22. Pour l’application de l’article L. 600-4-1 du code de l’urbanisme, aucun autre moyen n’est susceptible de fonder l’annulation de la décision attaquée.
Sur l’injonction :
23. Aux termes de l’article R. 424-13 du code de l’urbanisme : « En cas de permis tacite ou de non-opposition à un projet ayant fait l’objet d’une déclaration, l’autorité compétente en délivre certificat sur simple demande du demandeur, du déclarant ou de ses ayants droit () ». Par ailleurs, aux termes de l’article L. 911-1 du code de justice administrative : « Lorsque sa décision implique nécessairement qu’une personne morale de droit public ou un organisme de droit privé chargé de la gestion d’un service public prenne une mesure d’exécution dans un sens déterminé, la juridiction, saisie de conclusions en ce sens, prescrit, par la même décision, cette mesure assortie, le cas échéant, d’un délai d’exécution/ La juridiction peut également prescrire d’office cette mesure ». Lorsque l’exécution d’un jugement ou d’un arrêt implique normalement, eu égard aux motifs de ce jugement ou de cet arrêt, une mesure dans un sens déterminé, il appartient au juge administratif, saisi de conclusions sur le fondement des dispositions précitées, de statuer sur ces conclusions en tenant compte, le cas échéant après une mesure d’instruction, de la situation de droit et de fait existant à la date de sa décision. Si, au vu de cette situation de droit et de fait, il apparaît toujours que l’exécution du jugement ou de l’arrêt implique nécessairement une mesure d’exécution, il incombe au juge de la prescrire à l’autorité compétente.
24. Il résulte de ce qui précède que les motifs de retrait du permis de construire sollicité par la société Batival sont illégaux. Il ne résulte pas de l’instruction qu’un changement dans les circonstances de droit ou de fait ferait obstacle à la délivrance d’un certificat de permis de construire tacite au pétitionnaire. Dès lors, il y a lieu d’enjoindre à la maire de Clamart de délivrer le certificat sollicité, dans un délai maximal d’un mois à compter de la notification de la présente décision.
Sur les conclusions relatives aux frais d’instance :
25. Il y a lieu, sur le fondement des dispositions de l’article L. 761-1 du code de justice administrative, de mettre à la charge de la commune de Clamart la somme de 1 500 euros à la société Batival au titre des frais exposés et non compris dans les dépens.
D E C I D E :
Article 1er : L’arrêté du 27 février 2023 par lequel la commune de Clamart a retiré le permis de construire tacite dont la société Batival était bénéficiaire est annulé.
Article 2 : Il est enjoint à la commune de Clamart de délivrer à la société Batival le certificat de permis de construire tacite dans un délai d’un mois à compter de la notification du présent jugement.
Article 3 : La commune de Clamart versera à la société Batival une somme de 1 500 euros sur le fondement des dispositions de l’article L. 761-1 du code de justice administrative.

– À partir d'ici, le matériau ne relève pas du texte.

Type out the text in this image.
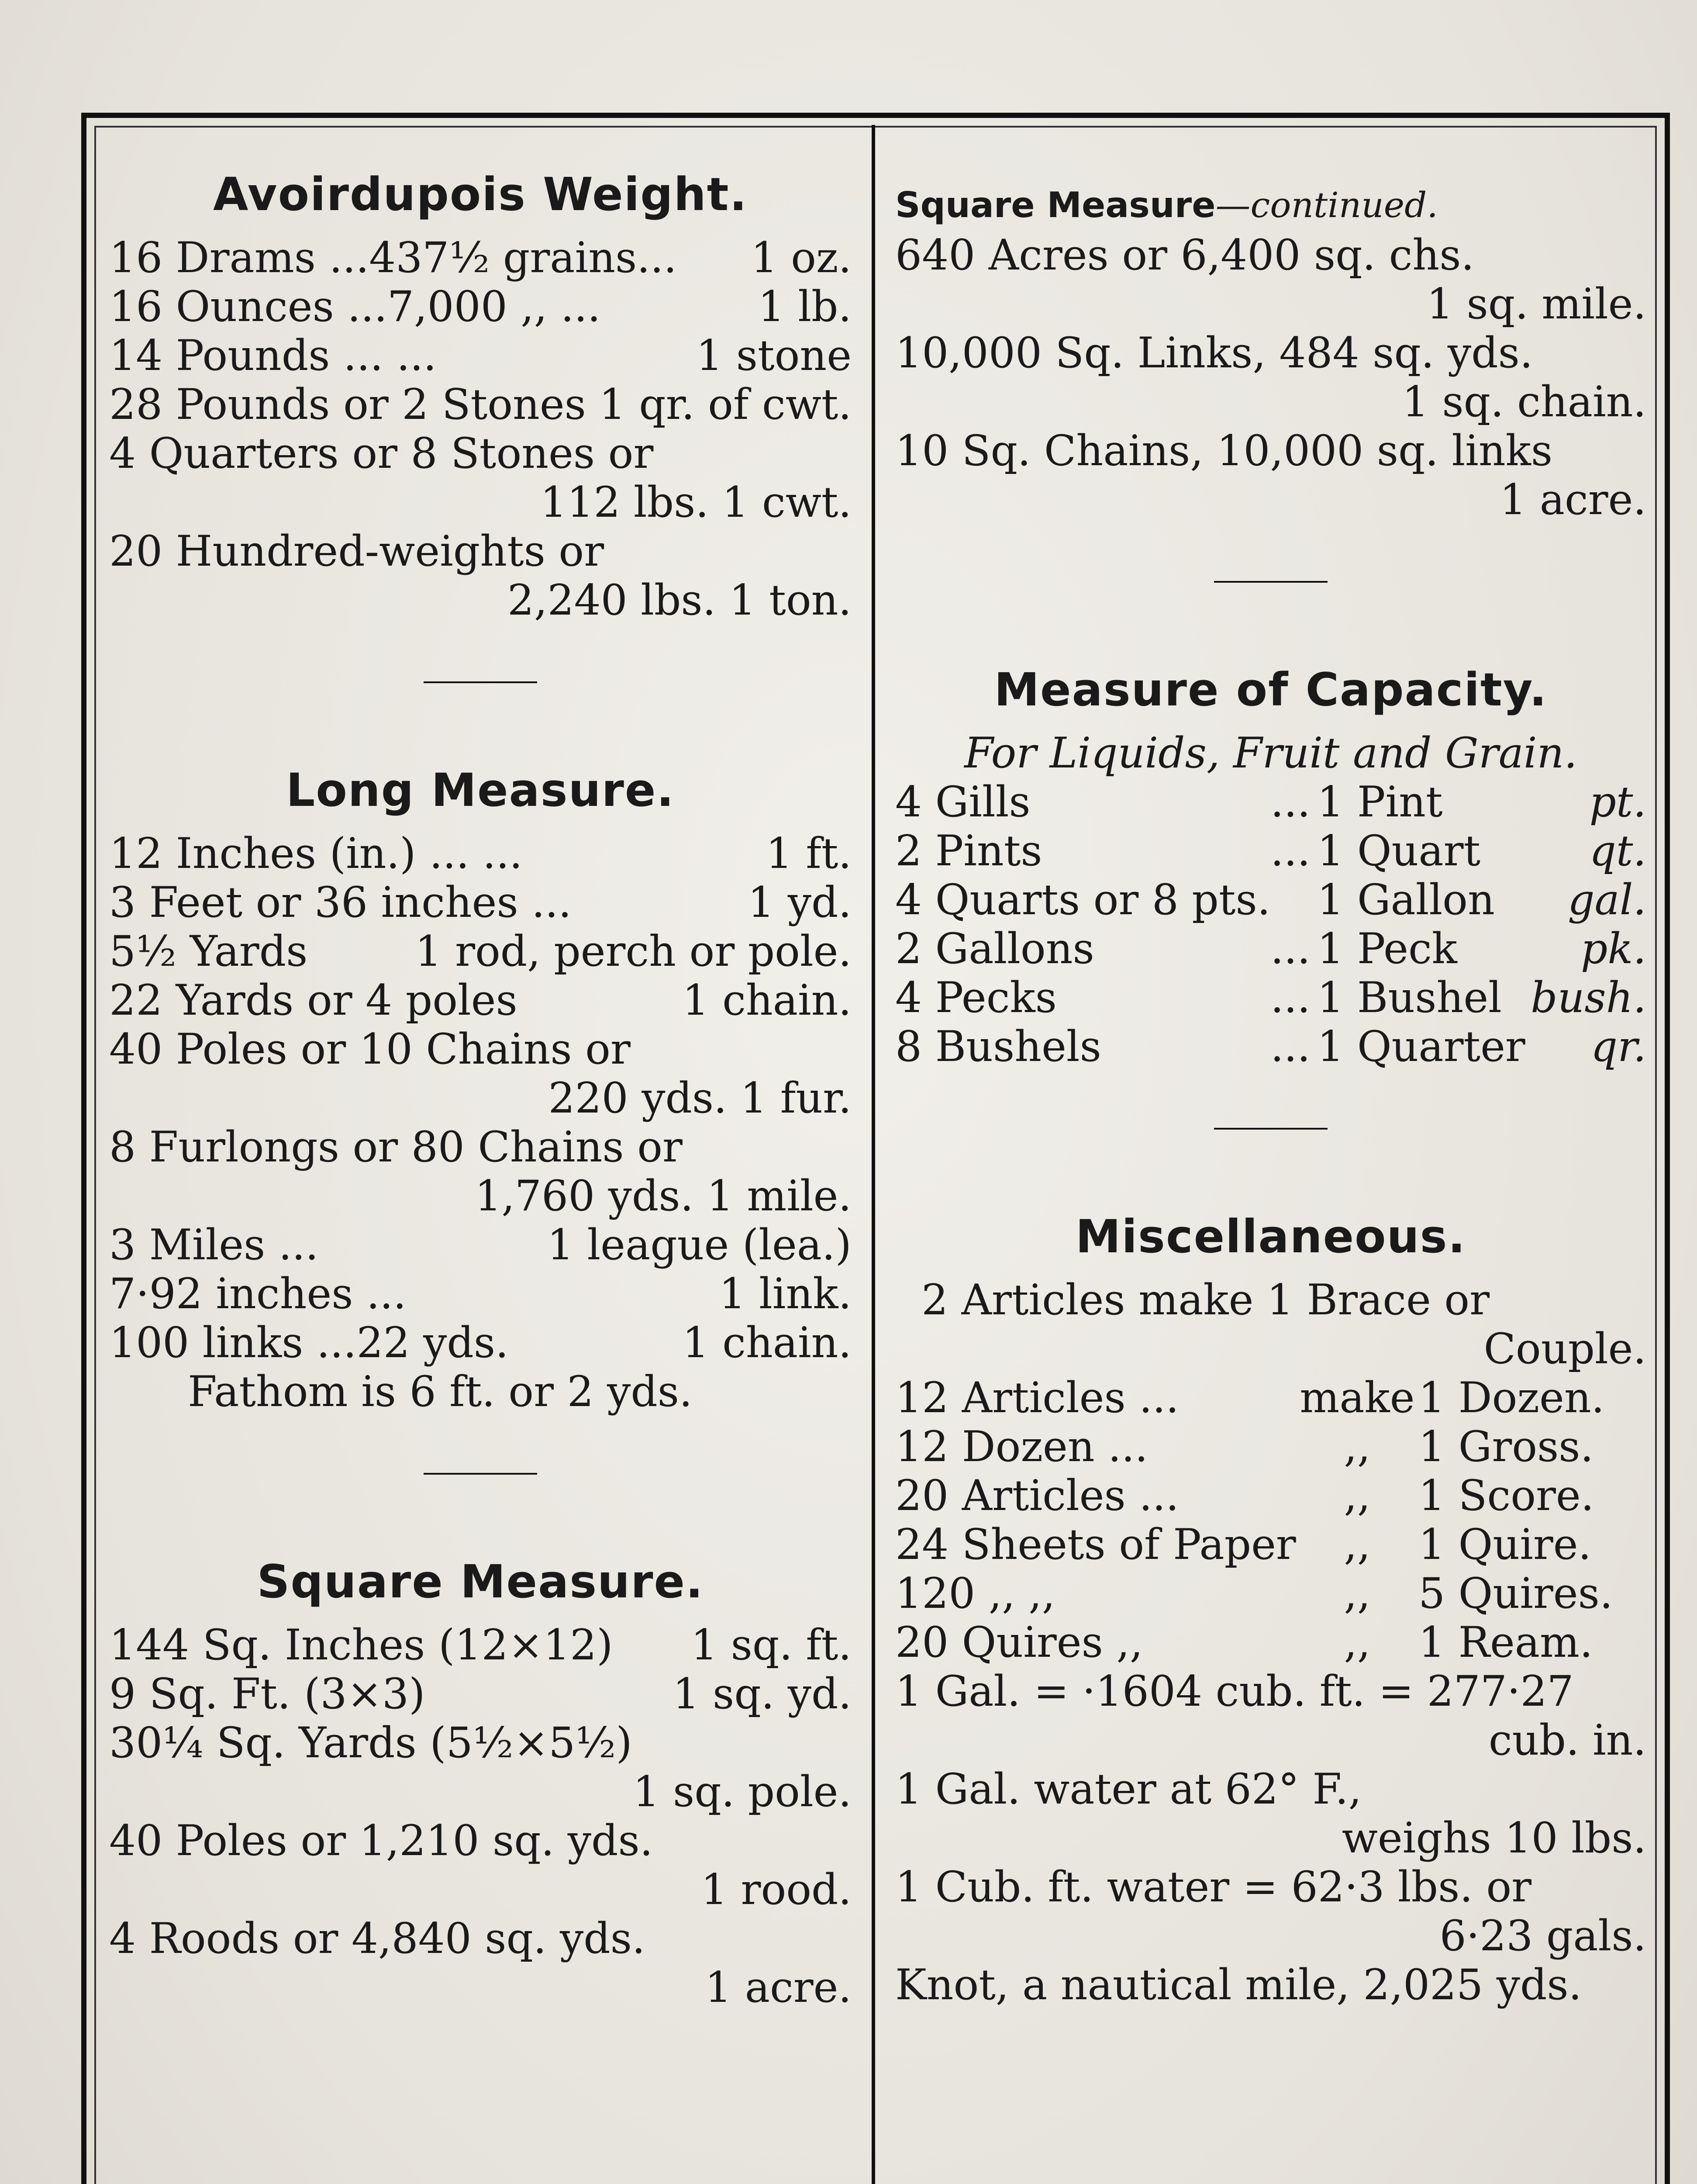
Avoirdupois Weight.
16 Drams ...437½ grains...	1 oz.
16 Ounces ...7,000 ,, ...	1 lb.
14 Pounds ... ...	1 stone
28 Pounds or 2 Stones 1 qr. of cwt.
4 Quarters or 8 Stones or
112 lbs. 1 cwt.
20 Hundred-weights or
2,240 lbs. 1 ton.
Long Measure.
12 Inches (in.) ... ...	1 ft.
3 Feet or 36 inches ...	1 yd.
5½ Yards	1 rod, perch or pole.
22 Yards or 4 poles	1 chain.
40 Poles or 10 Chains or
220 yds. 1 fur.
8 Furlongs or 80 Chains or
1,760 yds. 1 mile.
3 Miles ...	1 league (lea.)
7·92 inches ...	1 link.
100 links ...22 yds.	1 chain.
Fathom is 6 ft. or 2 yds.
Square Measure.
144 Sq. Inches (12×12)	1 sq. ft.
9 Sq. Ft. (3×3)	1 sq. yd.
30¼ Sq. Yards (5½×5½)
1 sq. pole.
40 Poles or 1,210 sq. yds.
1 rood.
4 Roods or 4,840 sq. yds.
1 acre.
Square Measure—continued.
640 Acres or 6,400 sq. chs.
1 sq. mile.
10,000 Sq. Links, 484 sq. yds.
1 sq. chain.
10 Sq. Chains, 10,000 sq. links
1 acre.
Measure of Capacity.
For Liquids, Fruit and Grain.
4 Gills	...	1 Pint	pt.
2 Pints	...	1 Quart	qt.
4 Quarts or 8 pts.		1 Gallon	gal.
2 Gallons	...	1 Peck	pk.
4 Pecks	...	1 Bushel	bush.
8 Bushels	...	1 Quarter	qr.
Miscellaneous.
2 Articles make 1 Brace or
Couple.
12 Articles ...	make	1 Dozen.
12 Dozen ...	,,	1 Gross.
20 Articles ...	,,	1 Score.
24 Sheets of Paper	,,	1 Quire.
120 ,, ,,	,,	5 Quires.
20 Quires ,,	,,	1 Ream.
1 Gal. = ·1604 cub. ft. = 277·27
cub. in.
1 Gal. water at 62° F.,
weighs 10 lbs.
1 Cub. ft. water = 62·3 lbs. or
6·23 gals.
Knot, a nautical mile, 2,025 yds.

Article 4 : Le surplus des conclusions de la requête est rejeté.
Article 5 : Les conclusions de la commune de Clamart présentées sur le fondement de l’article L. 761-1 du code de justice administrative sont rejetées.
Article 6 : Le présent jugement sera notifié à la société Batival et à la commune de Clamart.
Copie en sera adressée au procureur de la République près le tribunal judiciaire de Nanterre, en application de l’article R. 751-10 du code de justice administrative.
Délibéré après l’audience du 4 avril 2025, à laquelle siégeaient :
— M. Buisson, président ;
— M. Ausseil, conseiller ;
— Mme L’Hermine, première conseillère ;
assistés de Mme Duroux, greffière.
Rendu public par mise à disposition au greffe le 25 avril 2025.
Le rapporteur,
signé
M. Ausseil
Le président,
signé
L. Buisson
La greffière,
signé
C. Duroux
La République mande et ordonne au préfet des Hauts-de-Seine en ce qui le concerne ou à tous commissaires de justice à ce requis en ce qui concerne les voies de droit commun contre les parties privées, de pourvoir à l’exécution de la présente décision.